Related to agriculture is GTF’s focus on creating nets that prevent erosion of land in lakes, road embankments and even sea shores.
In some coastal areas, GTF has designed nets that actually allow the waves to bring in water and sand, but prevent the waters from carrying back the sand. Thus erosion is prevented, and in the few years, land is also reclaimed from the sea. On highways and canals, it designs solutions that prevent land erosion, and keep canal water flowing along specified channels and ensure that roads are not washed away. The nets thus save colossal amounts of collateral investments from being washed away.
Using similar technologies GTF works very closely with governments. It designs solutions to prevent rock erosion near tunnel-ways and highways.
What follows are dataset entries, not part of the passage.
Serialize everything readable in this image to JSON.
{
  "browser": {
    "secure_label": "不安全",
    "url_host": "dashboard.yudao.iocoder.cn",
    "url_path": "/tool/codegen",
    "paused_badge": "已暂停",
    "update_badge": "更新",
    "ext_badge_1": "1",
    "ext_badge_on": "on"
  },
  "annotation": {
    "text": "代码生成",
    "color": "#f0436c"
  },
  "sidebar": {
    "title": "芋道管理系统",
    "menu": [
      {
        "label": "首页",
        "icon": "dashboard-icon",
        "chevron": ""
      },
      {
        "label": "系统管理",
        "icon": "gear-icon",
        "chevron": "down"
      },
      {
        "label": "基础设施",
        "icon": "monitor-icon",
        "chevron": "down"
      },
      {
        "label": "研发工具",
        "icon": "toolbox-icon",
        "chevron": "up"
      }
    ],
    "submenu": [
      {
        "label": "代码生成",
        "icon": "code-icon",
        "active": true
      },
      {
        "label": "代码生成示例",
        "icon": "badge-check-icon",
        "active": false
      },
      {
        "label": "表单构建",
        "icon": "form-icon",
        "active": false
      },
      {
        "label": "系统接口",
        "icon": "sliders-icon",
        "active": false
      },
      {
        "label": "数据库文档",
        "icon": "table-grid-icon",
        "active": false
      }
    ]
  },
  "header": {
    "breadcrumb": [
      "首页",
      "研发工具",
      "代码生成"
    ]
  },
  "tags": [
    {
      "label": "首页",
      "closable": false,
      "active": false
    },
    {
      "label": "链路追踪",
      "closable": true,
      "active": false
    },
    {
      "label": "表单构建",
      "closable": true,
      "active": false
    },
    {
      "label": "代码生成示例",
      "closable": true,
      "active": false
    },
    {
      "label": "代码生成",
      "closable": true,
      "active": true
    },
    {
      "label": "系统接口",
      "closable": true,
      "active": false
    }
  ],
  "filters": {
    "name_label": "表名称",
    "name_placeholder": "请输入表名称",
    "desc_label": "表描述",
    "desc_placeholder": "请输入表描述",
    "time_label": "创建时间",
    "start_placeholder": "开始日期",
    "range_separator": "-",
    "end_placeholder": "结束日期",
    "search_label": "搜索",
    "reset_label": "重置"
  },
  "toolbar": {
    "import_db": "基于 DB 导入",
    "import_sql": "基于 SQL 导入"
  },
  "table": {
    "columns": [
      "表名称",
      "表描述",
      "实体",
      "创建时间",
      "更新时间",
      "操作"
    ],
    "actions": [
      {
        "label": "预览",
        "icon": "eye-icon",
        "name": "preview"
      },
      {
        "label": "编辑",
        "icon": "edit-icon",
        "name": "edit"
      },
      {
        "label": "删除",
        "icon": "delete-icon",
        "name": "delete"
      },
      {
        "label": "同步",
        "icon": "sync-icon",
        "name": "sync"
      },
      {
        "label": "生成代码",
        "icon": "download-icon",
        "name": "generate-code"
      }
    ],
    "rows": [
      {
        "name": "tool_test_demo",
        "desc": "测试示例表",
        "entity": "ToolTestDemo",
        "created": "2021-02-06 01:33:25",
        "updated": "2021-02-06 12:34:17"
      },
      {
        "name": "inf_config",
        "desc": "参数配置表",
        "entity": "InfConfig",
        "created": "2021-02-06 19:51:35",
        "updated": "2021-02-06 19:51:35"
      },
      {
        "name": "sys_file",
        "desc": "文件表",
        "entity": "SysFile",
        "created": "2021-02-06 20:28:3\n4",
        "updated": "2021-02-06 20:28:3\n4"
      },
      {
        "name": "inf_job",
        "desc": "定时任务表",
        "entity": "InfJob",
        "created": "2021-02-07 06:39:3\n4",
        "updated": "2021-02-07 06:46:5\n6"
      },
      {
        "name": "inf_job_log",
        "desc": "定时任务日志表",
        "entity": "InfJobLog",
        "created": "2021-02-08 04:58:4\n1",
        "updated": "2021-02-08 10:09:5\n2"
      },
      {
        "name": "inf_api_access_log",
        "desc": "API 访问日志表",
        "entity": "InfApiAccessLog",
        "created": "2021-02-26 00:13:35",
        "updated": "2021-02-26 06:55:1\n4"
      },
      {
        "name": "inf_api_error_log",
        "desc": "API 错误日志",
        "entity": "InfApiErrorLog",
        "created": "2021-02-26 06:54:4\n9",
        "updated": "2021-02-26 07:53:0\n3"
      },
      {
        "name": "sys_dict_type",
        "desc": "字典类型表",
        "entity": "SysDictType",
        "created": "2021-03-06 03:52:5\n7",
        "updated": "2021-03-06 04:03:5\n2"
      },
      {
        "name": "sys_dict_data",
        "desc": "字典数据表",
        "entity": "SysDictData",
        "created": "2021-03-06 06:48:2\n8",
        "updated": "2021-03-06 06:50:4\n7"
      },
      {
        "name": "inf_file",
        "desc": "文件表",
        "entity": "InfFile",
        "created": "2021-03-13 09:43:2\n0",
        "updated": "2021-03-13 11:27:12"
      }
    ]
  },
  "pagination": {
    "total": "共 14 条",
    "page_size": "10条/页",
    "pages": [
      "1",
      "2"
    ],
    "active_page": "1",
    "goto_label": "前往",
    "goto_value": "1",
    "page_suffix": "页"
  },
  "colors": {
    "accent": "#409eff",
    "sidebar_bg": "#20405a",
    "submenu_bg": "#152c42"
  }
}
“That is why we prefer to see ourselves as a textile unit – with weaving and yarn making capabilities. Our raw materials are different, our markets are different as well, but the underlying technologies and the principles are the same,” adds Garware.
To buttress his view, he points to how his defence applications division creates fabrics that protect radar installations from sun, sand and hail-stones, without affecting the transmission of the frequencies used in detecting objects they are been designed for. GTF managers say that their products have reduced the purchase bill for defence units by almost two-thirds. Wherever specialised skills are required, GTF partners with the appropriate technology partner – with an Israeli company for the radar protection covers.
Today, GTF makes tents for the defence sector, and ropes that are lighter than steel but over ten times stronger than steel. Such ropes are used by the shipping industry as well. It makes nets for sports – Wimbledon tennis courts, baseball, badminton and squash courts.
Today, GTF is no longer a domestic company. It operates in over 65 countries, with its own office in six. In some countries like Canada and Scotland, it enjoys a high market share. In other countries like Chile it is just about to make its presence felt.
Given a global footprint and catering to sectors like food which are growing at an impressive pace, GTF does have its work cut out. It could be a company to watch very closely in the coming years.